La lumière s’intensifia encore. Elle ressentit un picotement momentané tandis qu’ils franchissaient la limite du tube laiteux. Au-dessous d’eux gisait quelque chose d’incompréhensible, d’aussi complexe qu’une carte géographique énorme au fond vert pâle, couverte de lignes blanches et brunes, parsemée à intervalles rythmés d’alignements de tours coniques constituées de disques empilés aux coins arrondis.

De nouveau, elle éprouva une sensation de réorientation et « vit » avec sa compréhension et non pas seulement avec ses organes des sens coordonnés.

Ils se trouvaient à l’intérieur d’une surface fermée, oblongue, arrondie comme un cylindre ou un tuyau, mais de dimensions énormes. La paroi du cylindre s’étalait comme un textile krëtois d’une grande variété de verts pastel, de blancs et de bruns, comme…

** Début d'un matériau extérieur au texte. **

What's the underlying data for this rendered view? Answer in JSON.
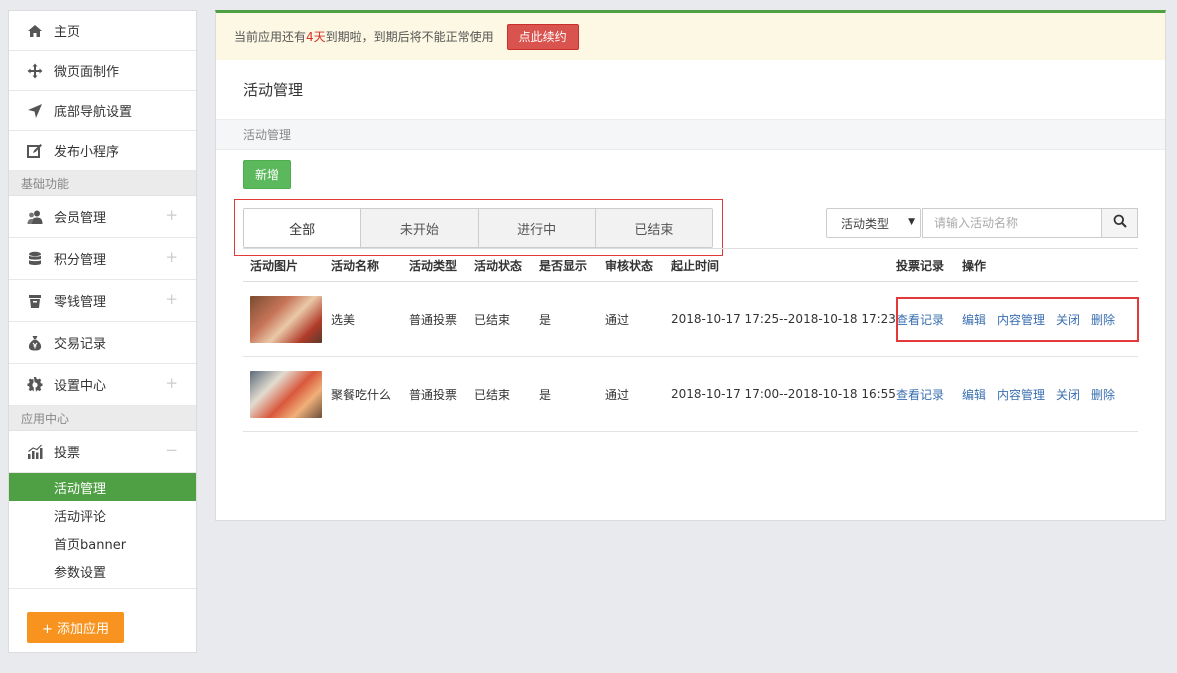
{
  "sidebar": {
    "items": [
      {
        "label": "主页",
        "icon": "home-icon"
      },
      {
        "label": "微页面制作",
        "icon": "move-icon"
      },
      {
        "label": "底部导航设置",
        "icon": "navigation-arrow-icon"
      },
      {
        "label": "发布小程序",
        "icon": "edit-icon"
      }
    ],
    "section_basic": "基础功能",
    "basic_items": [
      {
        "label": "会员管理",
        "icon": "users-icon",
        "expand": "+"
      },
      {
        "label": "积分管理",
        "icon": "database-icon",
        "expand": "+"
      },
      {
        "label": "零钱管理",
        "icon": "wallet-icon",
        "expand": "+"
      },
      {
        "label": "交易记录",
        "icon": "money-bag-icon"
      },
      {
        "label": "设置中心",
        "icon": "gear-icon",
        "expand": "+"
      }
    ],
    "section_apps": "应用中心",
    "vote": {
      "label": "投票",
      "icon": "bar-chart-icon",
      "expand": "−"
    },
    "vote_sub": [
      {
        "label": "活动管理",
        "active": true
      },
      {
        "label": "活动评论"
      },
      {
        "label": "首页banner"
      },
      {
        "label": "参数设置"
      }
    ],
    "add_app": "+ 添加应用"
  },
  "notice": {
    "prefix": "当前应用还有",
    "days": "4天",
    "suffix": "到期啦，到期后将不能正常使用",
    "renew": "点此续约"
  },
  "page_title": "活动管理",
  "breadcrumb": "活动管理",
  "new_button": "新增",
  "tabs": [
    "全部",
    "未开始",
    "进行中",
    "已结束"
  ],
  "filter": {
    "type_select": "活动类型",
    "search_placeholder": "请输入活动名称"
  },
  "table": {
    "headers": [
      "活动图片",
      "活动名称",
      "活动类型",
      "活动状态",
      "是否显示",
      "审核状态",
      "起止时间",
      "投票记录",
      "操作"
    ],
    "rows": [
      {
        "name": "选美",
        "type": "普通投票",
        "status": "已结束",
        "show": "是",
        "audit": "通过",
        "time": "2018-10-17 17:25--2018-10-18 17:23",
        "ops": [
          "查看记录",
          "编辑",
          "内容管理",
          "关闭",
          "删除"
        ]
      },
      {
        "name": "聚餐吃什么",
        "type": "普通投票",
        "status": "已结束",
        "show": "是",
        "audit": "通过",
        "time": "2018-10-17 17:00--2018-10-18 16:55",
        "ops": [
          "查看记录",
          "编辑",
          "内容管理",
          "关闭",
          "删除"
        ]
      }
    ]
  },
  "colors": {
    "accent": "#4fa045",
    "danger": "#d9534f",
    "link": "#3a6fb0",
    "warn_bg": "#fcf8e3",
    "orange": "#f7931e"
  }
}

Elle fut vite à court de comparaisons.

Elle savait cependant où elle se trouvait maintenant. Patrikia avait souvent décrit ce genre de spectacle, mais pas avec les mêmes configurations de couleurs. Au-dessus de leur bulle s’étalait le large ruban du tube au plasma, plus difficile à discerner maintenant, avec cette région impossible qu’on appelait la faille, la singularité. Peut-être le prisme chevauchait-il la faille de la même manière que les vaisseaux-faille de l’Hexamone.

C’était bien la Voie qu’elle était en train de contempler.